Some of you might think my description of Chris Christie’s attack on Rand Paul is unfair. You’re wrong, but I understand why you might think so. It is absolutely true that a person could and should appeal to the attack of 9/11 in arguing for our current unconstitutional spying and drone-bombing and arming of terrorists in Syria and our wars, both past and future. I understand that.
But Chris Christie doesn’t offer any argument. He offers nothing but an appeal to prejudice.
“I want them to come to New Jersey and sit across from the widows and the orphans and have that conversation. … I’m very nervous about the direction this is moving in.”
If Chris Christie knows a widow or orphan of 9/11 who isn’t either 1. a “blowback” critic of US Mideast foreign policy, or 2. an unapologetic “truther” (which I do not advocate!), then I’m impressed. But if Paul and Christie were given meetings with ten randomly-selected widows or orphans, I think Christie would be in for a shock—assuming he doesn’t already know better.
Again, all this is debatable, but emotional appeals to widows aren’t debate.
Notice that Christie’s tactics are the same that could be, and probably were, used against him when he defended the appointment of a Muslim judge:
Christie thinks his critics were “ignorant,” when they attack the Muslim judge he likes. He declares that Muslims were “inappropriately detained.” Yet he finds such ignorant tactics useful when he needs them. Is it really so obviously dangerous to say that Iraq was inappropriately invaded? Is the current theocratic dictatorship and Al Qaeda hideout in Iraq a worthwhile prize for the price of thousands of dead soldiers? Was handing Iran a natural Shiite ally a great plan?

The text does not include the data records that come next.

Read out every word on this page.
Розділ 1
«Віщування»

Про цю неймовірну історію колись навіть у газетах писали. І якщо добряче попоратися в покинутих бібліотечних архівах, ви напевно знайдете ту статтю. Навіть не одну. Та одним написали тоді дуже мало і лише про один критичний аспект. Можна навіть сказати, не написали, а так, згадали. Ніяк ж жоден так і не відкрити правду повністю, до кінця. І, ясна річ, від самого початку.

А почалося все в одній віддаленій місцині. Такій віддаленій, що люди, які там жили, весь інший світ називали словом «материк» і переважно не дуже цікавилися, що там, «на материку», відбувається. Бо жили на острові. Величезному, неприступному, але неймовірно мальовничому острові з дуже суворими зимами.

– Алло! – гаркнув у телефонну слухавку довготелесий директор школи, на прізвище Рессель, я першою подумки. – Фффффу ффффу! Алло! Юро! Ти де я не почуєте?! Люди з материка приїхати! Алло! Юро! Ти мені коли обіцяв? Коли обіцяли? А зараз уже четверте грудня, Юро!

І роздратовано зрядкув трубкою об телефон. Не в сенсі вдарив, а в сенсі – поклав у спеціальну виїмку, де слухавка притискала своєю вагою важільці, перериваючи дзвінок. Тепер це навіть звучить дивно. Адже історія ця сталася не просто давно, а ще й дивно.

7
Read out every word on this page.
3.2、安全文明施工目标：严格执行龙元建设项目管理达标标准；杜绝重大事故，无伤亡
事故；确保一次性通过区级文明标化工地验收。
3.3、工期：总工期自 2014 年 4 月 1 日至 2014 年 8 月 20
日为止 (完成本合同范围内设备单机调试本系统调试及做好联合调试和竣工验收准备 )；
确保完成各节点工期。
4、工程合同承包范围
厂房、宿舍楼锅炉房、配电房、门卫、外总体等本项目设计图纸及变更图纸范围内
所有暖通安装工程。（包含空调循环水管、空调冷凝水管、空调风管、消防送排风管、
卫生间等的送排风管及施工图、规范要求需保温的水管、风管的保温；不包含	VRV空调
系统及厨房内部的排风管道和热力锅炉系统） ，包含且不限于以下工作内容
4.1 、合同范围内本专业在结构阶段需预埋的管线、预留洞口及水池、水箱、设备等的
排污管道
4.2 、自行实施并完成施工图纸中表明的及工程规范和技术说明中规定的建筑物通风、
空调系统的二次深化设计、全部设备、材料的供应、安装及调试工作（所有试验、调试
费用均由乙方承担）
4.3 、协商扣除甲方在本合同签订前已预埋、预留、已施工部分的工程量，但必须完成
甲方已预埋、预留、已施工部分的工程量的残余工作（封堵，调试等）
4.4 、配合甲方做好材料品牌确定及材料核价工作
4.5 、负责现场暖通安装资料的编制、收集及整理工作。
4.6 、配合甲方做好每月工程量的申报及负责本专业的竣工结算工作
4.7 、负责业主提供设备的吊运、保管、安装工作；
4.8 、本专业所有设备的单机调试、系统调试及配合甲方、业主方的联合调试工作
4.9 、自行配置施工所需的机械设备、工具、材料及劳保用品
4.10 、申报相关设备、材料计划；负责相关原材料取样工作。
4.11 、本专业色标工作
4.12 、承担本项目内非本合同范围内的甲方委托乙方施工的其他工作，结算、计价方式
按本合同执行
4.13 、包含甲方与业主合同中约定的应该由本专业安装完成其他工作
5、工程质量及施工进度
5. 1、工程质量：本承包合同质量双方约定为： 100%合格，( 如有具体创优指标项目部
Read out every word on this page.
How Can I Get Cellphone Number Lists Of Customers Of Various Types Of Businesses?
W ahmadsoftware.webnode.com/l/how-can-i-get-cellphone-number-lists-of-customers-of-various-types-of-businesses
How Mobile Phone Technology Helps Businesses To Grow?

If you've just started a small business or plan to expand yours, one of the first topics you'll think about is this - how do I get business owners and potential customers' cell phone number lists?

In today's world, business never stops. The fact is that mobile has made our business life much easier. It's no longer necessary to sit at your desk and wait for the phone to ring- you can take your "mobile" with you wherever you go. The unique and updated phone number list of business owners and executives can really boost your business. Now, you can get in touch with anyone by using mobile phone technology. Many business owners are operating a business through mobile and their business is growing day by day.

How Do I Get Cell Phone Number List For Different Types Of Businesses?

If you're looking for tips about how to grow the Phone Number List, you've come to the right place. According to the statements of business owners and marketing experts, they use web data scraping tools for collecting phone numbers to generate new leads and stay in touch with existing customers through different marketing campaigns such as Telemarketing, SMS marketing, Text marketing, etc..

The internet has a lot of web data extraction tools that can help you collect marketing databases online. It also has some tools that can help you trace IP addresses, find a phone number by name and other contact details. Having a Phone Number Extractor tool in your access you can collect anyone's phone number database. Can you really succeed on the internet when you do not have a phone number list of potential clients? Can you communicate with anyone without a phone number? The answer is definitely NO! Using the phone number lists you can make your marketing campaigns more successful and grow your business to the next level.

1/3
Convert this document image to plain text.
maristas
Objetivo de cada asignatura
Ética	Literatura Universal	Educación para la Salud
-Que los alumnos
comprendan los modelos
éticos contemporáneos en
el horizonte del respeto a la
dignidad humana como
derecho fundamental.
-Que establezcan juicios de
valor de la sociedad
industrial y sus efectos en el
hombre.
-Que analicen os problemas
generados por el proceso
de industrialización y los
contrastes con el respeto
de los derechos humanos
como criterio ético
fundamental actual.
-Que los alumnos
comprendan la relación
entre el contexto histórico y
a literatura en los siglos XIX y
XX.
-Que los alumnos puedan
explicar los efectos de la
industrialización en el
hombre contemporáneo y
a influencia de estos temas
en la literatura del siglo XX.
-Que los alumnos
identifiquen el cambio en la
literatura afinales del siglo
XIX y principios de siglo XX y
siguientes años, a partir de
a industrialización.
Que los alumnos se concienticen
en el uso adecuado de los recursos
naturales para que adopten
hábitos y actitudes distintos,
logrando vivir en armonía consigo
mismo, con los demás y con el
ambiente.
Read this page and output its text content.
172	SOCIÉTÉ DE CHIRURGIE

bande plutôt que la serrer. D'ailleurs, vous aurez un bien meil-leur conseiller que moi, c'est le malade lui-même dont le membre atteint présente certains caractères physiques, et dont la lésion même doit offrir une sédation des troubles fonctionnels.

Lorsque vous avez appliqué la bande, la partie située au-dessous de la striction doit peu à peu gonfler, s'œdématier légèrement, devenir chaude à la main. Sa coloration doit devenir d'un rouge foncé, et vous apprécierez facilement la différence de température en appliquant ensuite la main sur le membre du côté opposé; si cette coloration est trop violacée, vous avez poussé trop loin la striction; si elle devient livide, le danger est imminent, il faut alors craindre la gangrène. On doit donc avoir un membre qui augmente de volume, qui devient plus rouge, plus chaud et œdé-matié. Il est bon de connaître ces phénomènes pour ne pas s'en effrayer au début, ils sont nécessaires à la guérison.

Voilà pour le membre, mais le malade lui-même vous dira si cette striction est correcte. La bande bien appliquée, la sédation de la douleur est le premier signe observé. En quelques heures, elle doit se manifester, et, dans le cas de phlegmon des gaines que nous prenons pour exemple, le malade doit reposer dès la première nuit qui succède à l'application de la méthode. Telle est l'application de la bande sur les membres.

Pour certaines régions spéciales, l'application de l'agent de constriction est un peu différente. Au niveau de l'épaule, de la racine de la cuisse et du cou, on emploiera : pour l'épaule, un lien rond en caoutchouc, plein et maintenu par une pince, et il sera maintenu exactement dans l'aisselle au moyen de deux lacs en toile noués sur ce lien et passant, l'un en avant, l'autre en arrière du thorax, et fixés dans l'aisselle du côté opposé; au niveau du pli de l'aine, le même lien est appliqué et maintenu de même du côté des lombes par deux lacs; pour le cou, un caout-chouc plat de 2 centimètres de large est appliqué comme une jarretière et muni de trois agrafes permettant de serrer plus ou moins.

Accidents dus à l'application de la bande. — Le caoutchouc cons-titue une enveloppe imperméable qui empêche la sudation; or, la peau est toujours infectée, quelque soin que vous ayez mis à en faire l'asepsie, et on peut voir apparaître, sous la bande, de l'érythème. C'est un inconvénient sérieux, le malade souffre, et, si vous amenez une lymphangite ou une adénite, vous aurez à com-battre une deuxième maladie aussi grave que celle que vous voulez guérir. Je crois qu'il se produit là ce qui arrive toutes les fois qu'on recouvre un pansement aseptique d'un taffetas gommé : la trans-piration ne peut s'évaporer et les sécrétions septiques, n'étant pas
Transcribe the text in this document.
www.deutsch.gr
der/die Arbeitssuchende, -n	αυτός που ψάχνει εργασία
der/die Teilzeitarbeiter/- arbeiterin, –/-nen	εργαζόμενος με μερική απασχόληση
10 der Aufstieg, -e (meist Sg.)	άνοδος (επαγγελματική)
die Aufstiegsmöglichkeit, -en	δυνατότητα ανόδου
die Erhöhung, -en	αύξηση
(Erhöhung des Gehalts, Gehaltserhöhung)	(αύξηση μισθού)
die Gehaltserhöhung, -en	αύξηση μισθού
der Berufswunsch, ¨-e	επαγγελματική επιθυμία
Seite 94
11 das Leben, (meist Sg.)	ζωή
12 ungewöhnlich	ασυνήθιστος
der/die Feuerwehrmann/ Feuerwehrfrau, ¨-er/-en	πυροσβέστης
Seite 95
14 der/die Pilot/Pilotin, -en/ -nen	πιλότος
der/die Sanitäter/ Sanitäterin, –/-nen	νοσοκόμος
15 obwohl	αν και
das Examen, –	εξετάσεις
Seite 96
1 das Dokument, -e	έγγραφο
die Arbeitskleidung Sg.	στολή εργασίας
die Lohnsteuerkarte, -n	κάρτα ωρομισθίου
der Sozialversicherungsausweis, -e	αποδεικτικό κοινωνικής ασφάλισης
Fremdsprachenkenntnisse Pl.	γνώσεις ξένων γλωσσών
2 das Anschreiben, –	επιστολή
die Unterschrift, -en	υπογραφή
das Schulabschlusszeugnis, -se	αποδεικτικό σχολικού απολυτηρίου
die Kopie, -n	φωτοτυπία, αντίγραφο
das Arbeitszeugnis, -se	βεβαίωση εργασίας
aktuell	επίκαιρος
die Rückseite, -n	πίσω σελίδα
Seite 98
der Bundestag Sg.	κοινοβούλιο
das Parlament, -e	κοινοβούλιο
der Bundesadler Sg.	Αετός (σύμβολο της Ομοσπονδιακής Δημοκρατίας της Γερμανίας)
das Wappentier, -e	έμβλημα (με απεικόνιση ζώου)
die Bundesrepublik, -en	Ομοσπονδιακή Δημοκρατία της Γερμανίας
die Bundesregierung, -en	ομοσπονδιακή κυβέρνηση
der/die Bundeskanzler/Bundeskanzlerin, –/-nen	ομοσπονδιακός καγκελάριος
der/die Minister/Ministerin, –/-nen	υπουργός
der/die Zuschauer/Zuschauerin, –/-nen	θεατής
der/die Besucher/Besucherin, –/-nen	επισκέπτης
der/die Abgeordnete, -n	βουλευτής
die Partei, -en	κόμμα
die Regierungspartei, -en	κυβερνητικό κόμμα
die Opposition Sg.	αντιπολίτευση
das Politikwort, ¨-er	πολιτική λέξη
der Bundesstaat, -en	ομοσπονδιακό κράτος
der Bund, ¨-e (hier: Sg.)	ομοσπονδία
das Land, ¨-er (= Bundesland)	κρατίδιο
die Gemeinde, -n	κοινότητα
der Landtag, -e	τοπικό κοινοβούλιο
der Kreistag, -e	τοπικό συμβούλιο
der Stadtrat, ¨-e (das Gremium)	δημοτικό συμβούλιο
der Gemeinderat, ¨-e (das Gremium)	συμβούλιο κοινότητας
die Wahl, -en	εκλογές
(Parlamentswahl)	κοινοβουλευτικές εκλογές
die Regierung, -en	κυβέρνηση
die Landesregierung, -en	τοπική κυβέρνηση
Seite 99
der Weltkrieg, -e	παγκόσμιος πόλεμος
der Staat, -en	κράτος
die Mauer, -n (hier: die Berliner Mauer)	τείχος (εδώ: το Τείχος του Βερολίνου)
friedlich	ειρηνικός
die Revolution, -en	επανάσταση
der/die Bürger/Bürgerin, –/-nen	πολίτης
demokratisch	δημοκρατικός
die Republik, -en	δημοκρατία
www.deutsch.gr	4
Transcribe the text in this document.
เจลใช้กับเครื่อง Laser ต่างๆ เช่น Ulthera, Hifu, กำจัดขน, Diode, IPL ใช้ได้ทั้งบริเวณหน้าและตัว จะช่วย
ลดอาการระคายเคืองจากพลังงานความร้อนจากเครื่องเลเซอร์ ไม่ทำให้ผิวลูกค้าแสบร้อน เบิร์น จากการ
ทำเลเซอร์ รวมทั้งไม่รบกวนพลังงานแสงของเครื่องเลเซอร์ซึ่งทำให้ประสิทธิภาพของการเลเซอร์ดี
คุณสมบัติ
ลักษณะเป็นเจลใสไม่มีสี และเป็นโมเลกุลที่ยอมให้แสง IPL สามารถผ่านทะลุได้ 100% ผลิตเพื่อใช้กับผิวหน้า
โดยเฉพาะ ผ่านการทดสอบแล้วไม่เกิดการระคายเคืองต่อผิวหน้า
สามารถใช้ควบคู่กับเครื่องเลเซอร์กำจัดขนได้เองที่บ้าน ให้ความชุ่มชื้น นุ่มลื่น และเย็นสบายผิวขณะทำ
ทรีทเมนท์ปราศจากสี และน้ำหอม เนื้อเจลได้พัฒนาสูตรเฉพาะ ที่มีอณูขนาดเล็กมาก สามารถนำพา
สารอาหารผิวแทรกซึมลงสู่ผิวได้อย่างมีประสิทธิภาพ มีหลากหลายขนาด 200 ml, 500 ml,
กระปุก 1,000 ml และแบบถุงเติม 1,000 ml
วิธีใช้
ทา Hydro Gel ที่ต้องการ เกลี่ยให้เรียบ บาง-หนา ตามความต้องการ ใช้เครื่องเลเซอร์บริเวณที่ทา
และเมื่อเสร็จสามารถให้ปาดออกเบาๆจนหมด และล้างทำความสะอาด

No matter how Christie understands 9/11, against the understanding of many more widows and orphans than he wants to admit, nothing about that attack justifies making the United State a weaker nation. Getting US citizens compliant to TSA gropings and government spying, doesn’t make them safer; it makes them more likely to fall to tyranny, whether foreign or domestic. Spending the nation into bankruptcy to support an international occupation does not protect the nation from enemies. Sponsoring terrorists (or using a handshake to deny one is doing so) does not make Americans safer. Pretending wars would cost billions or even “pay for themselves” and then spending multi-trillions did not make America more secure.
It would be wonderful to see a reasoned debate between Chris Christie and Rand Paul. It is time to objectively diagnose ourselves, and consider whether or not, rather than being a “wake-up call,” the attacks of September 11, 2001 affected our nation like a brain injury. Has the Bush-Obama strategy amounted to a workable response, or an irrational and dangerous thrashing around in the world? This isn’t the same as deciding whether either of these men are good or evil. We all know what road is paved with good intentions.
While claiming to be for a conversation, Christie seems to be doing all he can to prevent Americans from showing any real interest about where our road is headed.